Anne Perry

Anne Perry

Anne PerryLast year, I wrote a blog about The Face of a Stranger by historical detective fiction writer Anne Perry. This time, I’m featuring Anne Perry as a crime fiction author.



Anne Perry was born as Juliet Marion Hulme on 28 October 1938 in London. She is the daughter of physicist Dr. Henry Rainsford Hulme. At age 8, she had tuberculosis and sent to the Bahamas and South Africa to recuperate. At age 13, she rejoined her family in New Zealand when her father took a position in one of the universities there.



It was in Christchurch, New Zealand where she met Pauline Parker. Like Juliet, Pauline also had an ailment: osteomyelitis. Both teens bonded over their illness. Together they spent their time fantasizing and acting out the stories they invented.

People thought that they’re having a lesbian relationship (which Anne Perry denied). This was the 50’s when people view homosexuality as a mental illness. Their parents tried to prevent them from seeing each other ever since.



Juliet’s parents separated and she will return to South Africa to live with relatives.

Pauline told her mother that she wanted to go with Juliet. Her mother did not allow her. “We would have taken her with us,” Anne Perry said in an interview. “But her mother wouldn’t permit her to go. And, as I understand it, she felt her mother was the only one stopping her from leaving a situation she felt intolerable.” So both teens then plotted to kill Pauline’s mother so she could go.

On 22 June 1954, the girls and Pauline’s mother, Honora Rieper, went for a walk in Victoria Park. On an isolated path Juliet dropped an ornamental stone so that Rieper would lean over to retrieve it. Pauline had planned to hit her mother with half a brick wrapped in a stocking. The girls presumed that one blow would kill her but it took more than twenty.

The two girls fled, covered in blood, and went back to the tea kiosk where they had eaten a few minutes before. Agnes and Kenneth Ritchie, owners of the tea shop, met them. The girls told the couple that Honora had fallen and hit her head. Kenneth Ritchie found her body. Honor suffered major lacerations on her head, neck, and face. Her fingers showed signs of injuries. Police found the murder weapon in the nearby woods.

This information and Pauline’s diary, the girls’ alibi about Honora’s accident fell apart.

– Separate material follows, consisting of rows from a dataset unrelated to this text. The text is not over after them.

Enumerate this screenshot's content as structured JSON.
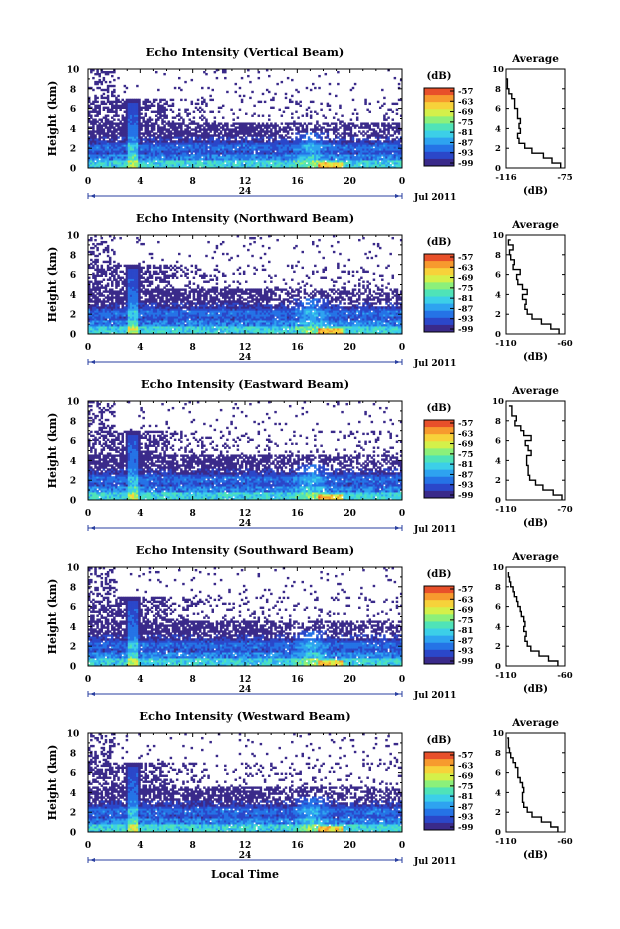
{
  "chart_data": [
    {
      "type": "heatmap",
      "title": "Echo Intensity (Vertical Beam)",
      "ylabel": "Height (km)",
      "y_ticks": [
        "0",
        "2",
        "4",
        "6",
        "8",
        "10"
      ],
      "x_ticks": [
        "0",
        "4",
        "8",
        "12",
        "16",
        "20",
        "0"
      ],
      "date_label": "24",
      "month_label": "Jul 2011",
      "ylim": [
        0,
        10
      ],
      "xlim": [
        0,
        24
      ],
      "colorbar": {
        "label": "(dB)",
        "ticks": [
          "-57",
          "-63",
          "-69",
          "-75",
          "-81",
          "-87",
          "-93",
          "-99"
        ]
      },
      "profile": {
        "title": "Average",
        "xlabel": "(dB)",
        "x_ticks": [
          "-116",
          "-75"
        ],
        "xlim": [
          -116,
          -75
        ],
        "y_ticks": [
          "0",
          "2",
          "4",
          "6",
          "8",
          "10"
        ],
        "heights": [
          0,
          0.5,
          1,
          1.5,
          2,
          2.5,
          3,
          3.5,
          4,
          4.5,
          5,
          5.5,
          6,
          6.5,
          7,
          7.5,
          8,
          8.5,
          9
        ],
        "values": [
          -78,
          -84,
          -90,
          -98,
          -103,
          -107,
          -108,
          -106,
          -107,
          -106,
          -108,
          -108,
          -110,
          -110,
          -112,
          -114,
          -115,
          -115,
          -116
        ]
      }
    },
    {
      "type": "heatmap",
      "title": "Echo Intensity (Northward Beam)",
      "ylabel": "Height (km)",
      "y_ticks": [
        "0",
        "2",
        "4",
        "6",
        "8",
        "10"
      ],
      "x_ticks": [
        "0",
        "4",
        "8",
        "12",
        "16",
        "20",
        "0"
      ],
      "date_label": "24",
      "month_label": "Jul 2011",
      "ylim": [
        0,
        10
      ],
      "xlim": [
        0,
        24
      ],
      "colorbar": {
        "label": "(dB)",
        "ticks": [
          "-57",
          "-63",
          "-69",
          "-75",
          "-81",
          "-87",
          "-93",
          "-99"
        ]
      },
      "profile": {
        "title": "Average",
        "xlabel": "(dB)",
        "x_ticks": [
          "-110",
          "-60"
        ],
        "xlim": [
          -110,
          -60
        ],
        "y_ticks": [
          "0",
          "2",
          "4",
          "6",
          "8",
          "10"
        ],
        "heights": [
          0,
          0.5,
          1,
          1.5,
          2,
          2.5,
          3,
          3.5,
          4,
          4.5,
          5,
          5.5,
          6,
          6.5,
          7,
          7.5,
          8,
          8.5,
          9,
          9.5
        ],
        "values": [
          -65,
          -72,
          -80,
          -88,
          -92,
          -94,
          -93,
          -96,
          -92,
          -96,
          -100,
          -101,
          -98,
          -104,
          -103,
          -106,
          -107,
          -104,
          -108,
          -106
        ]
      }
    },
    {
      "type": "heatmap",
      "title": "Echo Intensity (Eastward Beam)",
      "ylabel": "Height (km)",
      "y_ticks": [
        "0",
        "2",
        "4",
        "6",
        "8",
        "10"
      ],
      "x_ticks": [
        "0",
        "4",
        "8",
        "12",
        "16",
        "20",
        "0"
      ],
      "date_label": "24",
      "month_label": "Jul 2011",
      "ylim": [
        0,
        10
      ],
      "xlim": [
        0,
        24
      ],
      "colorbar": {
        "label": "(dB)",
        "ticks": [
          "-57",
          "-63",
          "-69",
          "-75",
          "-81",
          "-87",
          "-93",
          "-99"
        ]
      },
      "profile": {
        "title": "Average",
        "xlabel": "(dB)",
        "x_ticks": [
          "-110",
          "-70"
        ],
        "xlim": [
          -110,
          -70
        ],
        "y_ticks": [
          "0",
          "2",
          "4",
          "6",
          "8",
          "10"
        ],
        "heights": [
          0,
          0.5,
          1,
          1.5,
          2,
          2.5,
          3,
          3.5,
          4,
          4.5,
          5,
          5.5,
          6,
          6.5,
          7,
          7.5,
          8,
          8.5,
          9,
          9.5
        ],
        "values": [
          -72,
          -78,
          -85,
          -90,
          -94,
          -95,
          -95,
          -96,
          -96,
          -93,
          -95,
          -97,
          -93,
          -98,
          -100,
          -104,
          -103,
          -106,
          -106,
          -108
        ]
      }
    },
    {
      "type": "heatmap",
      "title": "Echo Intensity (Southward Beam)",
      "ylabel": "Height (km)",
      "y_ticks": [
        "0",
        "2",
        "4",
        "6",
        "8",
        "10"
      ],
      "x_ticks": [
        "0",
        "4",
        "8",
        "12",
        "16",
        "20",
        "0"
      ],
      "date_label": "24",
      "month_label": "Jul 2011",
      "ylim": [
        0,
        10
      ],
      "xlim": [
        0,
        24
      ],
      "colorbar": {
        "label": "(dB)",
        "ticks": [
          "-57",
          "-63",
          "-69",
          "-75",
          "-81",
          "-87",
          "-93",
          "-99"
        ]
      },
      "profile": {
        "title": "Average",
        "xlabel": "(dB)",
        "x_ticks": [
          "-110",
          "-60"
        ],
        "xlim": [
          -110,
          -60
        ],
        "y_ticks": [
          "0",
          "2",
          "4",
          "6",
          "8",
          "10"
        ],
        "heights": [
          0,
          0.5,
          1,
          1.5,
          2,
          2.5,
          3,
          3.5,
          4,
          4.5,
          5,
          5.5,
          6,
          6.5,
          7,
          7.5,
          8,
          8.5,
          9,
          9.5
        ],
        "values": [
          -66,
          -74,
          -82,
          -89,
          -92,
          -94,
          -93,
          -95,
          -94,
          -95,
          -97,
          -98,
          -100,
          -101,
          -103,
          -104,
          -106,
          -107,
          -108,
          -108
        ]
      }
    },
    {
      "type": "heatmap",
      "title": "Echo Intensity (Westward Beam)",
      "ylabel": "Height (km)",
      "y_ticks": [
        "0",
        "2",
        "4",
        "6",
        "8",
        "10"
      ],
      "x_ticks": [
        "0",
        "4",
        "8",
        "12",
        "16",
        "20",
        "0"
      ],
      "date_label": "24",
      "month_label": "Jul 2011",
      "ylim": [
        0,
        10
      ],
      "xlim": [
        0,
        24
      ],
      "colorbar": {
        "label": "(dB)",
        "ticks": [
          "-57",
          "-63",
          "-69",
          "-75",
          "-81",
          "-87",
          "-93",
          "-99"
        ]
      },
      "profile": {
        "title": "Average",
        "xlabel": "(dB)",
        "x_ticks": [
          "-110",
          "-60"
        ],
        "xlim": [
          -110,
          -60
        ],
        "y_ticks": [
          "0",
          "2",
          "4",
          "6",
          "8",
          "10"
        ],
        "heights": [
          0,
          0.5,
          1,
          1.5,
          2,
          2.5,
          3,
          3.5,
          4,
          4.5,
          5,
          5.5,
          6,
          6.5,
          7,
          7.5,
          8,
          8.5,
          9,
          9.5
        ],
        "values": [
          -66,
          -72,
          -80,
          -88,
          -92,
          -95,
          -96,
          -96,
          -95,
          -96,
          -98,
          -100,
          -100,
          -102,
          -104,
          -106,
          -107,
          -108,
          -108,
          -109
        ]
      }
    }
  ],
  "footer": {
    "xlabel": "Local Time"
  },
  "colormap": [
    "#3a2a8a",
    "#2b47c9",
    "#2573e6",
    "#2ea3f0",
    "#3ccfe8",
    "#4fe3b8",
    "#8cf07a",
    "#d4f04a",
    "#f7d23a",
    "#f79a2e",
    "#e8502a"
  ],
  "colors": {
    "background": "#ffffff",
    "empty": "#ffffff",
    "line": "#000000"
  }
}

Pauline (age 16) and Juliet (age 15) stood trial in Christchurch. The court found them guilty on 29 August 1954. Since they were too young for the death penalty under New Zealand law, they were convicted, sentenced, and detained at the discretion of the Minister of Justice. They were released separately five years later. Some sources say they were released on condition that they never contact each other again.



Inspired by the case, Angela Carter wrote an unproduced screenplay called The Christchurch Murder. Carter’s screenplay influenced the 1994 Peter Jackson film Heavenly Creatures which starred Kate Winslet in her first starring role as Juliet Hulme.

After the film’s release, it was revealed that Anne Perry was the real Juliet Hulme. I saw this film sometime 2000-2001.



After her release from prison, she returned to England and became a flight attendant. She also lived in the United States. She then later settled in the Scottish village of Portmahomack with her mother.

Hulme took the name Anne Perry, using her stepfather’s surname. Her first novel under this name, The Cater Street Hangman, was published in 1979. Her works generally fall into historical murder mysteries and detective fiction. By 2003 she had published 47 novels, and several collections of short stories.

In one of her interviews, Anne Perry said, “I’ve done my best to put it out of my mind. Once you have admitted that you are at fault, have said ‘I’m sorry, I’m utterly, totally sorry’ and paid your price, then you have to put it behind you. You’ve got to let it go.

As for Pauline Parker, she spent some time in New Zealand under close surveillance. She then left for England in 1997. As a Roman Catholic, she expressed strong remorse for having killed her mother. For many years she refused to give interviews about the murder.